Среди них была одна пожилая дама, в ней он узнал – деловую и всегда серьёзную «Conventio», одета она была проще и строже всех остальных и взывала к себе особенное почтение. В руках у неё был странный округлый предмет похожий на колесо с тремя спицами. Кроме того, разглядел тут же стоящую, спокойную и явно миролюбивую пару, это были – «Nota» и «Memorandum», они видимо, приходились друг другу супругами, так как в основном держались вместе. Здесь же, оживлённо жестикулируя и чем-то восторгаясь, стоял не высокого роста, но с большим круглым пузом, с лысой макушкой и с огромными белыми от седины усами, разгорячённый дискуссией до красного цвета лица – эксцентричный «Pactum», который, заметив прибежавшую маленькую «з», совсем вдруг успокоился, умилился, и по лицу его расплылась блаженная улыбка умиротворённого счастья.

Буковка же, подбежав к одной молодой особе, стала привлекать к себе её внимание, подёргивая за край красного платья, отчего та наклонилась и, выслушав короткий рассказ, вдруг выразила на лице испуг и тут же отправилась, вместе с девочкой – к «обидчику».

- Так и знал! – подумал Алекс, наблюдая за происходящим на соседнем пространстве. – Легко же влипнуть во всякие истории и переделки… Проходил бы себе мимо!.. Хотя куда здесь пройдёшь?.. Два шага и конец пространства – больно не разойдёшься!.. Стоп!.. Подожди… Что же мне это раньше-то в голову не пришло… – Что я здесь делаю?.. Как я очутился в этом… в этом… Где же я?.. Хотя…, чувство такое, что жил здесь всегда… – с этими впечатлениями Алекс встретил гостей.

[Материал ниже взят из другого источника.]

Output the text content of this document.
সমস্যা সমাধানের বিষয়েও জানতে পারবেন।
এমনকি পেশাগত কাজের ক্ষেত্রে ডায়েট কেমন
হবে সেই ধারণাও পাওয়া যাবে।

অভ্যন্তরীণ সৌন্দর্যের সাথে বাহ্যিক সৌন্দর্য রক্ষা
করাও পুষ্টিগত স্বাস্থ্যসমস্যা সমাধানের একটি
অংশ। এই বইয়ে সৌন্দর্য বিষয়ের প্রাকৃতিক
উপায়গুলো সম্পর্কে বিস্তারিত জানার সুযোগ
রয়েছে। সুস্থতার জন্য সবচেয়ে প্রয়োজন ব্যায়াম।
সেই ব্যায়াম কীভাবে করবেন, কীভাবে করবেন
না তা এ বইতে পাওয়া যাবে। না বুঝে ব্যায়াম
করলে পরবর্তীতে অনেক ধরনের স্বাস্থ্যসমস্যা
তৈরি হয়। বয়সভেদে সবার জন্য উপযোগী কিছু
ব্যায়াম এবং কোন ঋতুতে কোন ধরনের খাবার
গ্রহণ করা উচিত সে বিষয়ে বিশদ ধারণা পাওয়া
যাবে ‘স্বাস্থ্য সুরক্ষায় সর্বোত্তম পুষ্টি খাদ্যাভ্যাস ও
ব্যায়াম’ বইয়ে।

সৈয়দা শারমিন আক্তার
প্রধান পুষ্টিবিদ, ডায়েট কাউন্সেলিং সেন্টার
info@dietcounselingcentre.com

- Простите, пожалуйста, объясните, что здесь случилось? - вежливо, но с грозным, укоряющим и с чрезвычайно умным взглядом, произнесла мама буквы – в красном платье с золотыми птичками, красивая и высокая, грациозная – «Constitutio».

- Я бы с удовольствием вам объяснил, что здесь случилось, если бы сам понимал, что здесь вообще происходит!.. - с негодованием и возмущением, переходящим в гнев, от очевидного произвола и несправедливости, выпалил Алекс и добавил: - В вашем мудрёном мире ум заходит за разум, и даже явно выходит из него. Как же тут разберёшь, что случилось в действительности и на самом деле, если в полёте за логикой и здравым смыслом теряется всякое разумное сознание?!..

После чего, тут же, не давая молодой особе даже осмыслить гневную тираду, решил рассказать всё так, как было на самом деле:

- Я стоял…, появился тут у вас, откуда появился…, я не помню, – здесь мелькнула мысль, что взболтнул лишнего, но, махнув мысленно рукой, продолжил: – Никого не трогал…, и бац!, вижу вашу бук…, то есть… вашу… Она уверена в том, что она – «слово»! Правда ведь?.. – обратился он к «з», отчего маленькая буква, всё это время смотрящая на Алекса и, как бы, внимательно его слушая, быстро отвернулась и, уткнувшись в ноги своей мамаши, продолжила всхлипывать.

– А потом она почему-то расплакалась… Я даже сам толком не понял из-за чего, - заканчивал свою оправдательную речь Алекс, совсем успокоившись тем, что речь хотя бы выслушали.

- Доченька?! Это правда?.. Ну что же ты деточка?.. - обратилось слово к букве, переведя растаявший, некогда грозный взгляд с Алекса вниз, себе под ноги, с лёгкой улыбкой, сердясь и одновременно умиляясь капризам «деточки».

- Я слово… - поднимая заплаканные глаза, жалобно дребезжащим голоском простонала буковка слову.

- Нет, доченька! Ты буква! Маленькая буковка – «з». Всё успокойся! И перестань плакать… - объясняла слово букве.

- Я!.. слово!.. - упорно стонала буква, обращаясь к слову, не желая принимать действительное и соглашаться с тем, что «истина» её на самом деле ложь – глубоко запущенный случай самообмана.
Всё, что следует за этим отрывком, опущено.